# B7100 leaking fuel pretty fast



## 725franky (Dec 4, 2007)

Hi, I have a Kubota B7100 that is leaking fuel out of the top of the injection pump... Actually, there are three lines that come out the top of the pump and it seems to be leaking from between the fittings that the lines are connected to and the pump itself. Any suggestions?

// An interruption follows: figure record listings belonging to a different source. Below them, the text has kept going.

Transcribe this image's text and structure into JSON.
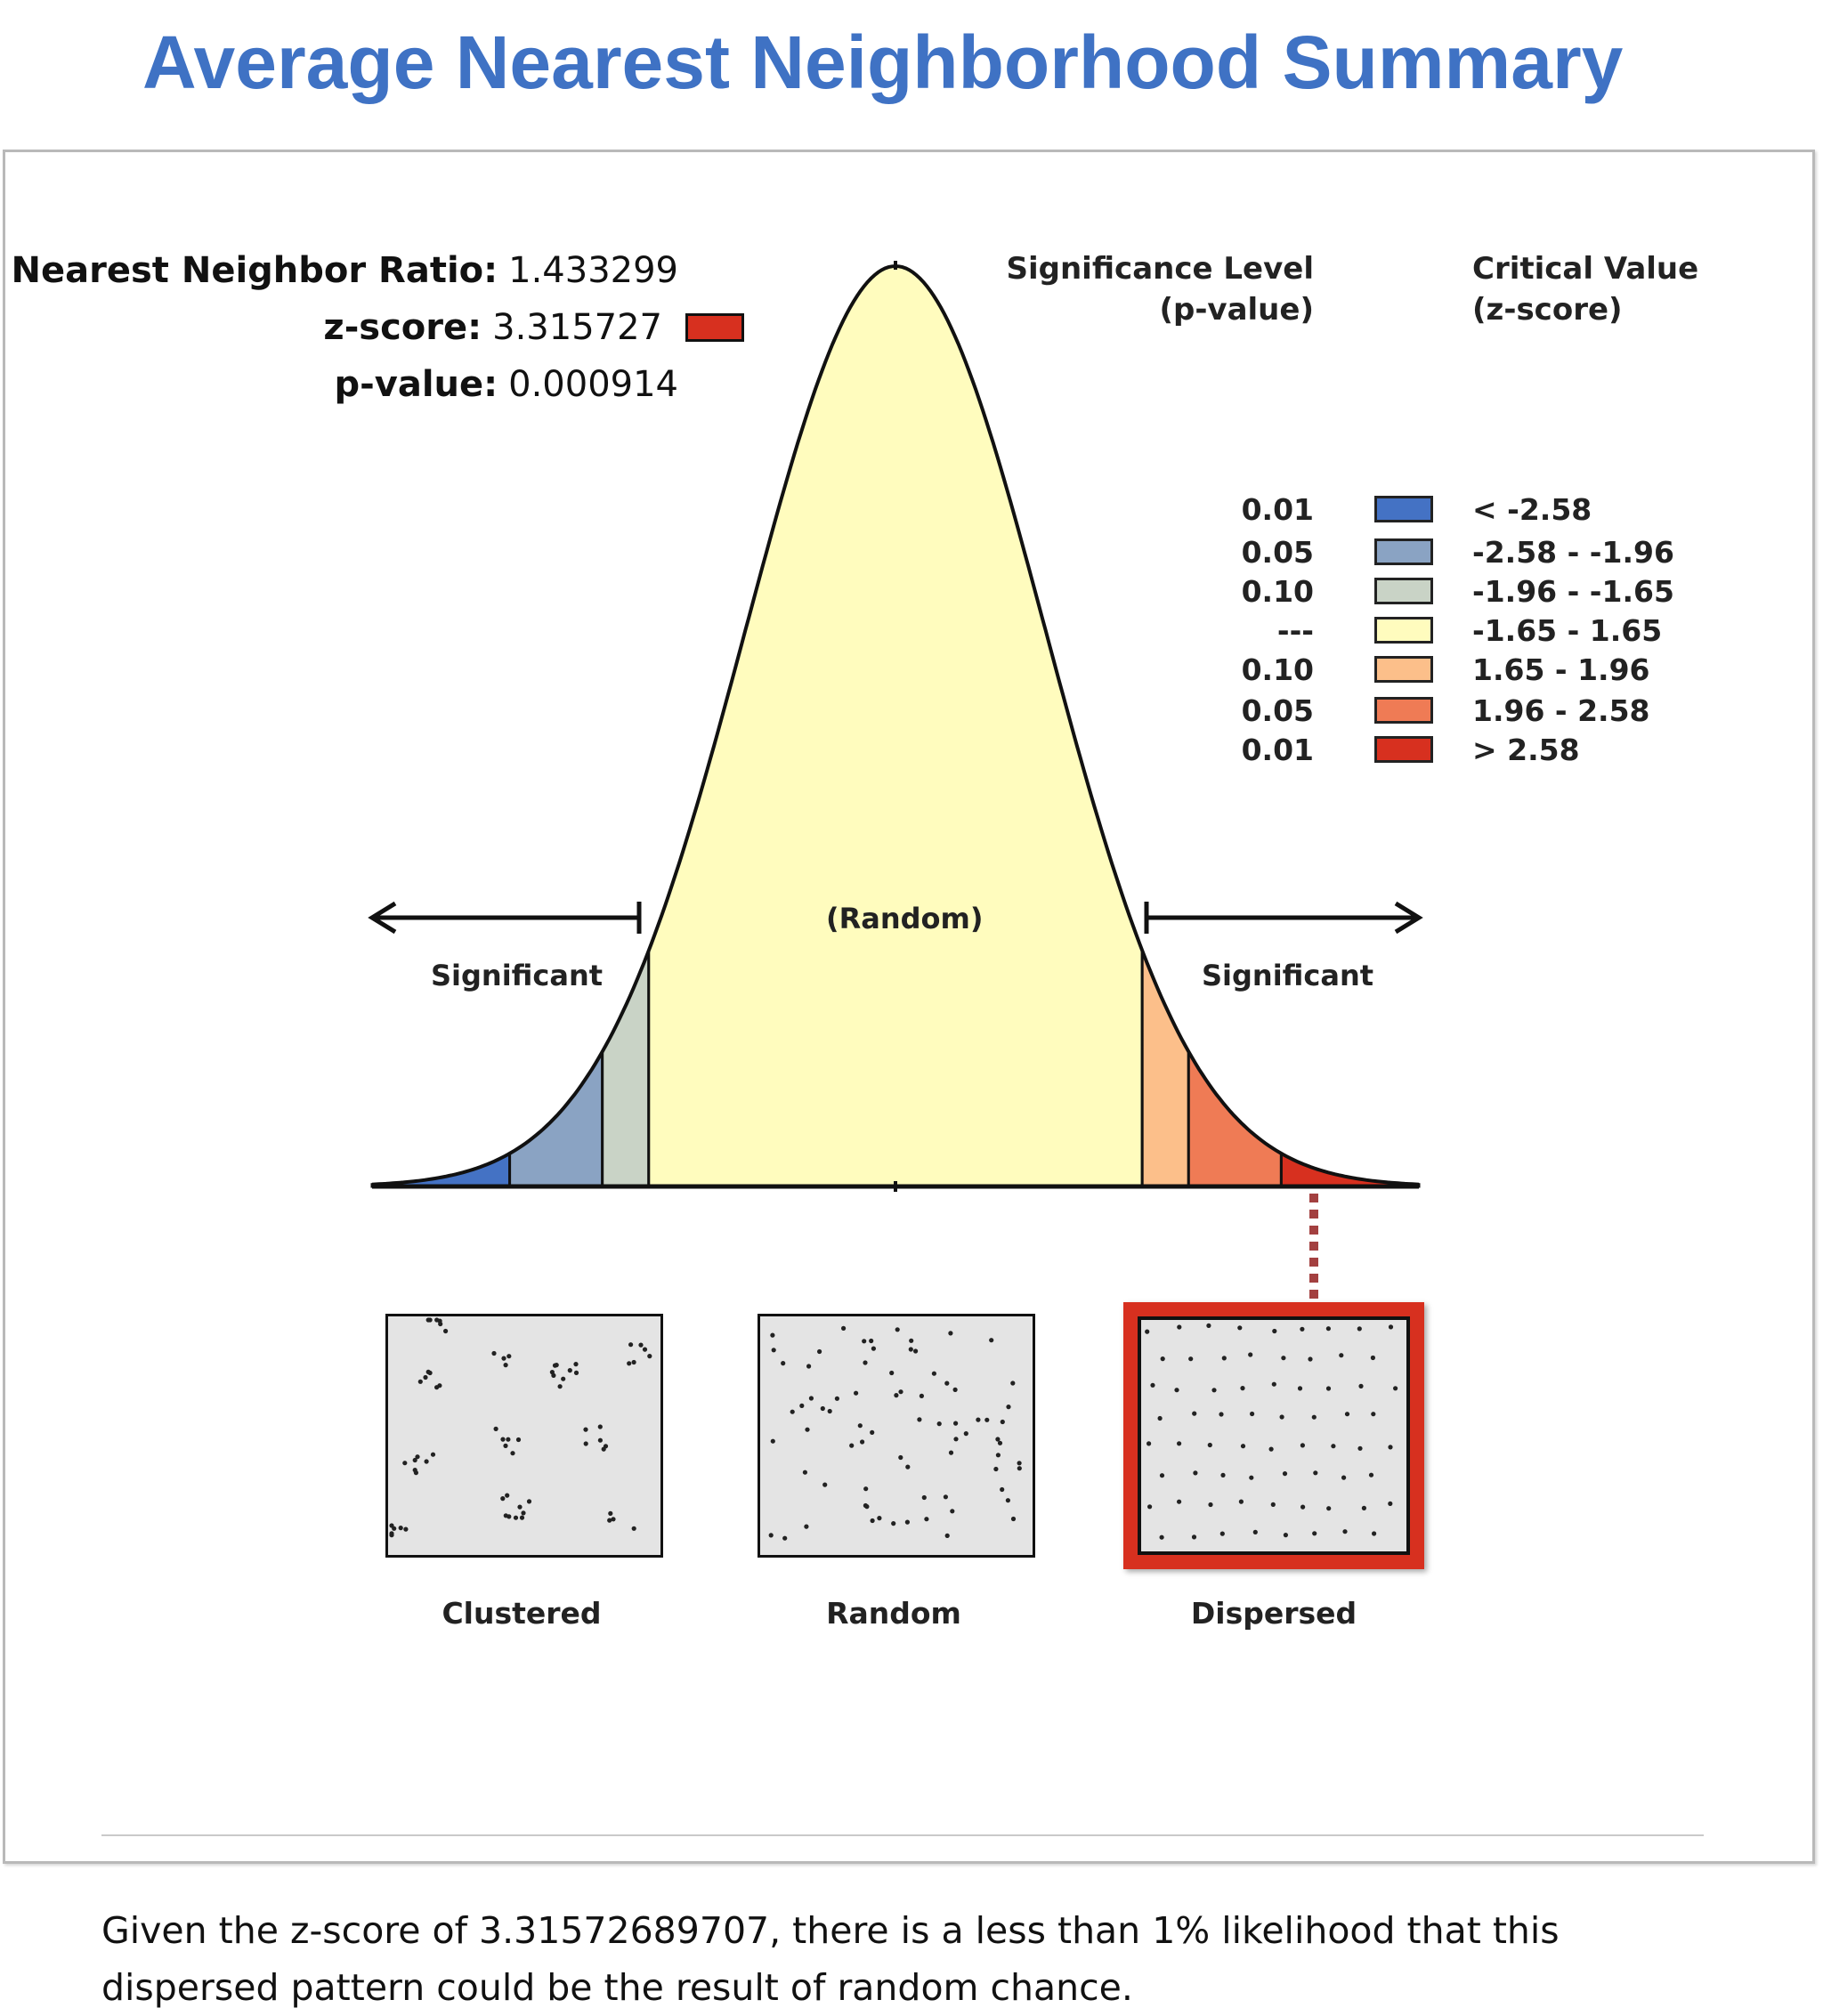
{
  "page": {
    "title": "Average Nearest Neighborhood Summary"
  },
  "stats": {
    "ratio_label": "Nearest Neighbor Ratio:",
    "ratio_value": "1.433299",
    "z_label": "z-score:",
    "z_value": "3.315727",
    "p_label": "p-value:",
    "p_value": "0.000914",
    "z_bin_color": "#d7301f"
  },
  "legend": {
    "p_header_line1": "Significance Level",
    "p_header_line2": "(p-value)",
    "z_header_line1": "Critical Value",
    "z_header_line2": "(z-score)",
    "rows": [
      {
        "p": "0.01",
        "z": "< -2.58",
        "color": "#4472c4"
      },
      {
        "p": "0.05",
        "z": "-2.58 - -1.96",
        "color": "#8aa3c3"
      },
      {
        "p": "0.10",
        "z": "-1.96 - -1.65",
        "color": "#c9d3c6"
      },
      {
        "p": "---",
        "z": "-1.65 - 1.65",
        "color": "#fffcbe"
      },
      {
        "p": "0.10",
        "z": "1.65 - 1.96",
        "color": "#fcbf8a"
      },
      {
        "p": "0.05",
        "z": "1.96 - 2.58",
        "color": "#ef7b55"
      },
      {
        "p": "0.01",
        "z": "> 2.58",
        "color": "#d7301f"
      }
    ]
  },
  "curve": {
    "random_label": "(Random)",
    "left_label": "Significant",
    "right_label": "Significant",
    "z_range": [
      -3.5,
      3.5
    ],
    "breaks": [
      -2.58,
      -1.96,
      -1.65,
      1.65,
      1.96,
      2.58
    ],
    "band_colors": [
      "#4472c4",
      "#8aa3c3",
      "#c9d3c6",
      "#fffcbe",
      "#fcbf8a",
      "#ef7b55",
      "#d7301f"
    ],
    "curve_color": "#111111"
  },
  "patterns": [
    {
      "label": "Clustered",
      "selected": false
    },
    {
      "label": "Random",
      "selected": false
    },
    {
      "label": "Dispersed",
      "selected": true
    }
  ],
  "summary": {
    "text": "Given the z-score of 3.31572689707, there is a less than 1% likelihood that this dispersed pattern could be the result of random chance."
  },
  "chart_data": {
    "type": "area",
    "title": "Average Nearest Neighborhood Summary",
    "xlabel": "",
    "ylabel": "",
    "x_description": "z-score",
    "observed": {
      "nearest_neighbor_ratio": 1.433299,
      "z_score": 3.315727,
      "p_value": 0.000914
    },
    "categories": [
      "< -2.58",
      "-2.58 - -1.96",
      "-1.96 - -1.65",
      "-1.65 - 1.65",
      "1.65 - 1.96",
      "1.96 - 2.58",
      "> 2.58"
    ],
    "significance_levels": [
      "0.01",
      "0.05",
      "0.10",
      "---",
      "0.10",
      "0.05",
      "0.01"
    ],
    "critical_values": [
      -2.58,
      -1.96,
      -1.65,
      1.65,
      1.96,
      2.58
    ],
    "highlighted_category": "> 2.58",
    "pattern_result": "Dispersed"
  }
}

It seems that this problem just started and they aren't loose. I tried tightening them today and they are quite tight.

Thanks,

Frank


----------



## Hoodoo Valley (Nov 14, 2006)

No idea at all about the leaking, but wanted to welcome you here.


----------



## 725franky (Dec 4, 2007)

Thanks for the welcome.


I think I may have figured out whats leaking. There is an o-ring on the fitting / valve that is on top of the injection pump & that's what I think is leaking. No I just have to figure out where to get the o-rings.


----------



## sparkyz68 (Jun 7, 2010)

*O-Ring*

Just make sure the o-ring you get is approved for use with fuel. If it is not, the fuel will disintegrate the o-ring.


----------



## L185driver (May 24, 2018)

Your problem does not tell me if the leak is at line connection, or the pump housing.
The pressure from pump is quite high, the housing could have fatigued, at the metal granular level


----------



## thepumpguysc (Jan 25, 2015)

That thread is over 8 yrs old.. he probably has it fixed by now?? lol


----------